[antlr-interest] Lexer ambiguities

Mon Feb 11 07:21:01 PST 2008

Amal Khailtash wrote:
> How does one resolve lexer ambiguities?  I have a grammar like:
>
>   a : NUMBER UNIT ;
>   b : VALUE NAME ;
>
>   NUMBER : ('0'..'9')+ ;
>   UNIT : 'kg'  | 'lb' ;
>
>   VALUE : '0' | '1' ;
>   NAME : ('!'..'~')+ ;
>
> How can I distinguish between a NUMBER and a VALUE and between a UNIT 
> and a NAME?
> -- Amal
>
As you know, the ambiguity at the lexer level is intrinsic.

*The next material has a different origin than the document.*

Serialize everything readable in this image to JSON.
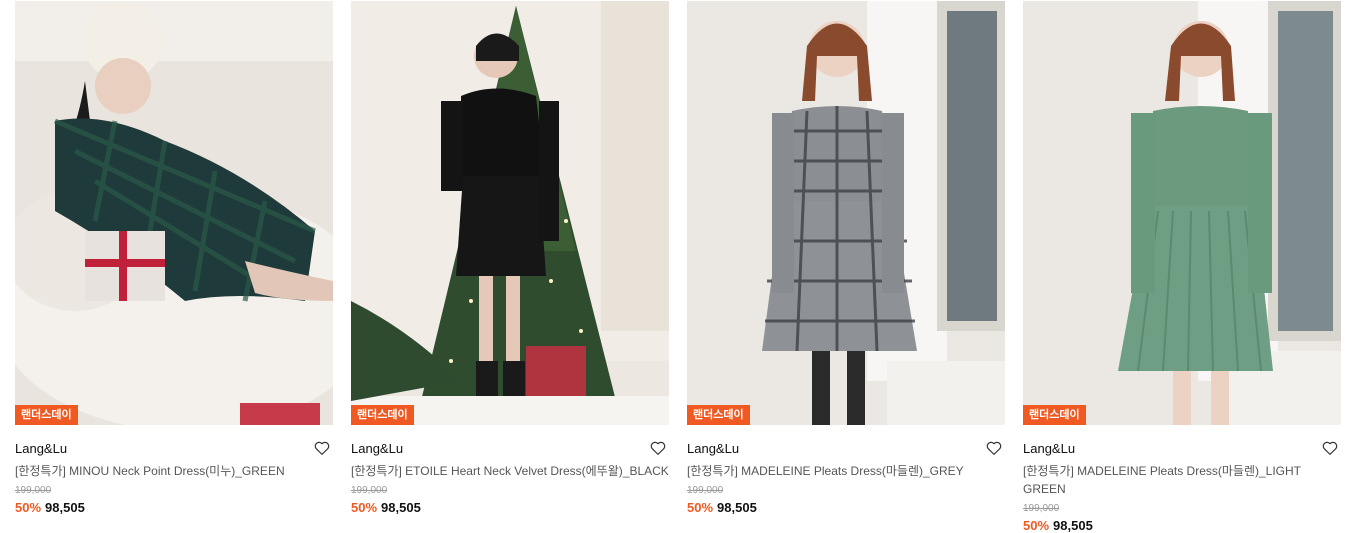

Every VALUE 
is a NUMBER and everything is a NAME. The lexer runs in its own 
environment and therefore the parser rules can't help resolve the lexer 
ambiguities. I would rewrite the rules as follows:

a : (NUMBER|value) unit ;
  b : value NAME ;

unit: 'kg'  | 'lb' ;
value: '0' | '1';

  NUMBER : ('0'..'9')+ ;
  NAME : (('!'..'/')|(':'..'~'))
              ('!'..'~')* ;

The trick is that the lexer overrides the catchalls for the literal 
inputs. I changed the definition of NAME so that it never begins with a 
number. Otherwise I ran into an ambiguity with NUMBER. As an added note, 
you need to decide how you want to handle whitespace.